Kenanga Research & Investment

YTL Power International - 4Q16 Above; But Underlying Still Weak

kiasutrader
Publish date: Fri, 26 Aug 2016, 11:15 AM

YTLPOWR finally reported earnings, which beat estimates after 4th consecutive quarter of disappointments. However, the strong set of 4Q16 results was mainly led by deferred tax assets while the underlying businesses remained lacklustre as the problematic PowerSeraya was far from recovery. We remain cautious, especially for the Singaporean unit given the tough operating environment there. MARKET PERFORM and price target of RM1.54/share maintained.

4Q16 results above. Finally, YTLPOWR reported a strong set of 4Q16 earnings with FY16 core net profit of RM857.0m beating house/street’s estimates by 17%/7%. This was mainly due to higher associate incomes by 284% QoQ due to the increase in deferred tax credit on revaluation of PT Jawa Power Plant assets for tax purposes. However, we have adjusted the core earnings for a deferred tax asset of RM71.6m mainly for its subsidiary Wessex Water after the corporate tax rate in UK was reduced to 19% from 20%. A first and final NDPS of 10.0 sen was declared in 4Q16 (ex-date: 27 Oct; payment date: 15 Nov) which is the same as last year.

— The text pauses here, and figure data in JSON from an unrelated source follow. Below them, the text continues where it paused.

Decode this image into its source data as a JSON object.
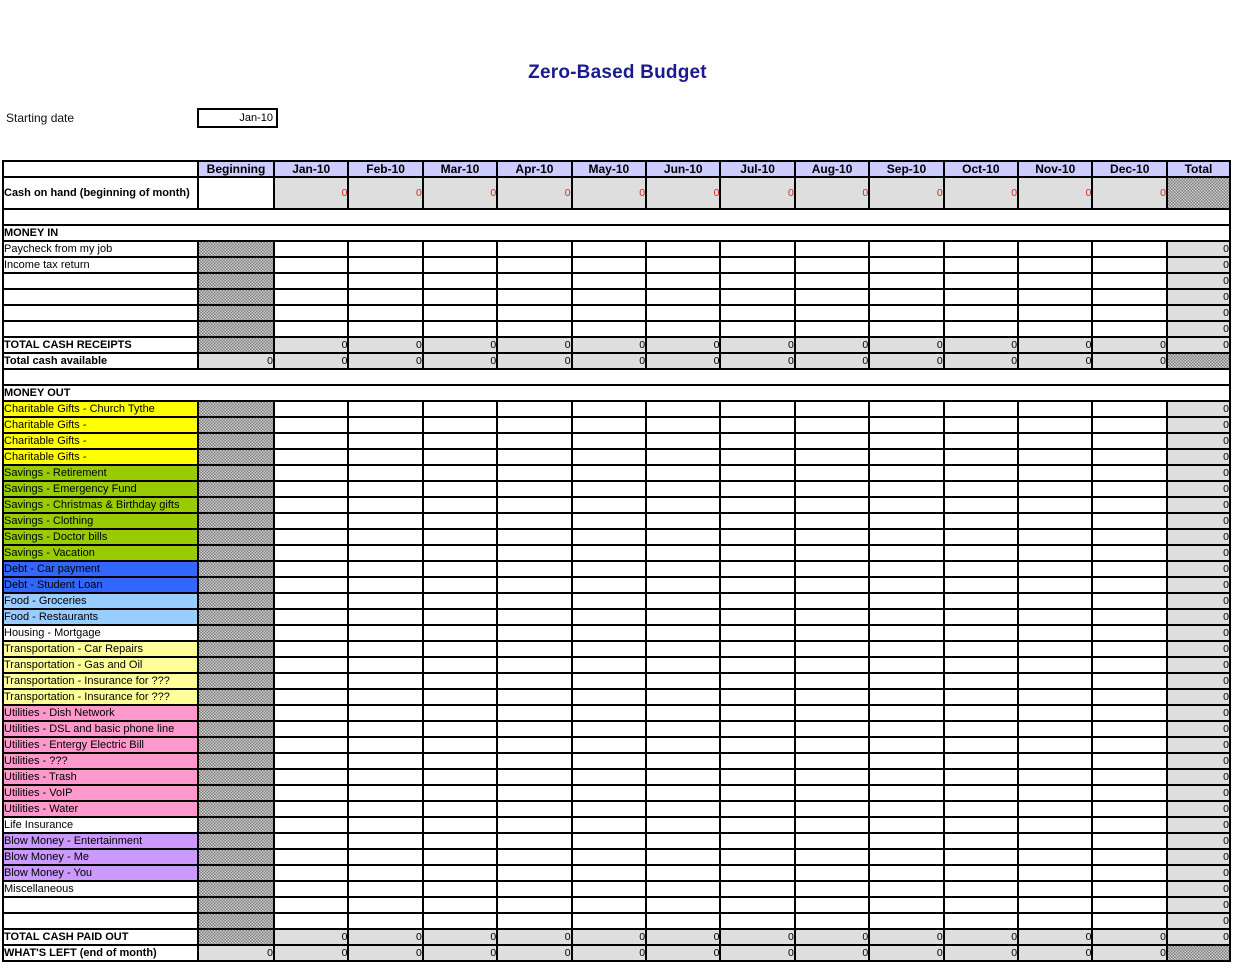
{
  "title": "Zero-Based Budget",
  "starting_date": {
    "label": "Starting date",
    "value": "Jan-10"
  },
  "columns": [
    "Beginning",
    "Jan-10",
    "Feb-10",
    "Mar-10",
    "Apr-10",
    "May-10",
    "Jun-10",
    "Jul-10",
    "Aug-10",
    "Sep-10",
    "Oct-10",
    "Nov-10",
    "Dec-10",
    "Total"
  ],
  "zero": "0",
  "rows": [
    {
      "kind": "cash",
      "label": "Cash on hand (beginning of month)",
      "month_value": "0",
      "beginning": "blank",
      "total": "hatch"
    },
    {
      "kind": "spacer"
    },
    {
      "kind": "section",
      "label": "MONEY IN"
    },
    {
      "kind": "item",
      "label": "Paycheck from my job",
      "bg": "none"
    },
    {
      "kind": "item",
      "label": "Income tax return",
      "bg": "none"
    },
    {
      "kind": "item",
      "label": "",
      "bg": "none"
    },
    {
      "kind": "item",
      "label": "",
      "bg": "none"
    },
    {
      "kind": "item",
      "label": "",
      "bg": "none"
    },
    {
      "kind": "item",
      "label": "",
      "bg": "none"
    },
    {
      "kind": "totalrow",
      "label": "TOTAL CASH RECEIPTS",
      "beginning": "hatch",
      "total": "zero"
    },
    {
      "kind": "totalrow",
      "label": "Total cash available",
      "beginning": "zero",
      "total": "hatch"
    },
    {
      "kind": "spacer"
    },
    {
      "kind": "section",
      "label": "MONEY OUT"
    },
    {
      "kind": "item",
      "label": "Charitable Gifts - Church Tythe",
      "bg": "yellow"
    },
    {
      "kind": "item",
      "label": "Charitable Gifts -",
      "bg": "yellow"
    },
    {
      "kind": "item",
      "label": "Charitable Gifts -",
      "bg": "yellow"
    },
    {
      "kind": "item",
      "label": "Charitable Gifts -",
      "bg": "yellow"
    },
    {
      "kind": "item",
      "label": "Savings - Retirement",
      "bg": "green"
    },
    {
      "kind": "item",
      "label": "Savings - Emergency Fund",
      "bg": "green"
    },
    {
      "kind": "item",
      "label": "Savings - Christmas & Birthday gifts",
      "bg": "green"
    },
    {
      "kind": "item",
      "label": "Savings - Clothing",
      "bg": "green"
    },
    {
      "kind": "item",
      "label": "Savings - Doctor bills",
      "bg": "green"
    },
    {
      "kind": "item",
      "label": "Savings - Vacation",
      "bg": "green"
    },
    {
      "kind": "item",
      "label": "Debt - Car payment",
      "bg": "blue"
    },
    {
      "kind": "item",
      "label": "Debt - Student Loan",
      "bg": "blue"
    },
    {
      "kind": "item",
      "label": "Food - Groceries",
      "bg": "lightblue"
    },
    {
      "kind": "item",
      "label": "Food - Restaurants",
      "bg": "lightblue"
    },
    {
      "kind": "item",
      "label": "Housing - Mortgage",
      "bg": "none"
    },
    {
      "kind": "item",
      "label": "Transportation - Car Repairs",
      "bg": "paleyellow"
    },
    {
      "kind": "item",
      "label": "Transportation - Gas and Oil",
      "bg": "paleyellow"
    },
    {
      "kind": "item",
      "label": "Transportation - Insurance for ???",
      "bg": "paleyellow"
    },
    {
      "kind": "item",
      "label": "Transportation - Insurance for ???",
      "bg": "paleyellow"
    },
    {
      "kind": "item",
      "label": "Utilities - Dish Network",
      "bg": "pink"
    },
    {
      "kind": "item",
      "label": "Utilities - DSL and basic phone line",
      "bg": "pink"
    },
    {
      "kind": "item",
      "label": "Utilities - Entergy Electric Bill",
      "bg": "pink"
    },
    {
      "kind": "item",
      "label": "Utilities - ???",
      "bg": "pink"
    },
    {
      "kind": "item",
      "label": "Utilities - Trash",
      "bg": "pink"
    },
    {
      "kind": "item",
      "label": "Utilities - VoIP",
      "bg": "pink"
    },
    {
      "kind": "item",
      "label": "Utilities - Water",
      "bg": "pink"
    },
    {
      "kind": "item",
      "label": "Life Insurance",
      "bg": "none"
    },
    {
      "kind": "item",
      "label": "Blow Money - Entertainment",
      "bg": "purple"
    },
    {
      "kind": "item",
      "label": "Blow Money - Me",
      "bg": "purple"
    },
    {
      "kind": "item",
      "label": "Blow Money - You",
      "bg": "purple"
    },
    {
      "kind": "item",
      "label": "Miscellaneous",
      "bg": "none"
    },
    {
      "kind": "item",
      "label": "",
      "bg": "none"
    },
    {
      "kind": "item",
      "label": "",
      "bg": "none"
    },
    {
      "kind": "totalrow",
      "label": "TOTAL CASH PAID OUT",
      "beginning": "hatch",
      "total": "zero"
    },
    {
      "kind": "totalrow",
      "label": "WHAT'S LEFT (end of month)",
      "beginning": "zero",
      "total": "hatch"
    }
  ],
  "colors": {
    "header_bg": "#ccccff",
    "computed_bg": "#dedede",
    "title_color": "#1b1b8f",
    "cash_zero_color": "#d92525",
    "yellow": "#ffff00",
    "green": "#99cc00",
    "blue": "#3366ff",
    "lightblue": "#99ccff",
    "paleyellow": "#ffff99",
    "pink": "#ff99cc",
    "purple": "#cc99ff",
    "none": "#ffffff"
  }
}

Results helped by deferred tax. Despite revenue dipping 4%, 4Q16 core profit jumped 74% sequentially to RM307.1m, mainly driven by the higher associate incomes mentioned above. Earnings from PowerSeraya remained weak with pre-tax margin of only 1.0% while YES’ pre-tax loss widened to RM109.4m from RM13.7m, despite higher revenue, due to higher opex. Losses at local IPPs reduced to RM13.7m from RM33.4m as their PPA have already expired but still incurring depreciation charges and overhead costs. Meanwhile, Wessex Water was the only performer with pre-tax profit rising 10% to RM251.8m from RM229.4m previously.

Underlying numbers remained weak. Likewise, 4Q16 core earnings jumped 48% YoY from RM207.1m in 4Q15 mainly due to the higher associate incomes mentioned above. However, the underlying business remained lacklustre with PowerSeraya earnings plunging from RM52.9m to RM7.7m while losses at YES widened from RM54.7m. YTD, FY16 core earnings, in fact, fell 7% to RM857.0m from RM918.8m, despite the 119% jump in associate income, due mainly to the fall in PowerSeraya earnings by 69% to RM93.7m from RM304.9m as well as the PPAs expiration of local IPPs which saw their earnings falling 14% to RM164.0m from RM189.8m.

Challenging outlook. Outlook for PowerSeraya remains challenging as the electricity market in Singapore remains competitive with new capacity coming on-stream. Meanwhile, although the GEN1 IPP Paka Power Plant has already been awarded a PPA Extension from Mar 2016 to Dec 2018, it has yet to sign the PPA Extension with TENAGA (OP; TP: RM17.50) as negotiation is still on going. Earnings prospect for YES is set to be better judging from its growing subscriber base. For Wessex Water, earnings are expected to be fairly flattish until it gets the next tariff revision.

Keep MARKET PERFORM. We maintain our FY17 estimates as the deferred tax assets in 4Q16 is a one-off event while we introduced FY18 numbers which we expect earnings to grow at 2% while we expect YES to remain loss-making. We retain our MARKET PERFORM call with unchanged price target of RM1.54/share which is based on 10% discount to its FD RNAV of RM1.71/share. Upside risks to our call include a sudden recovery by PowerSeraya.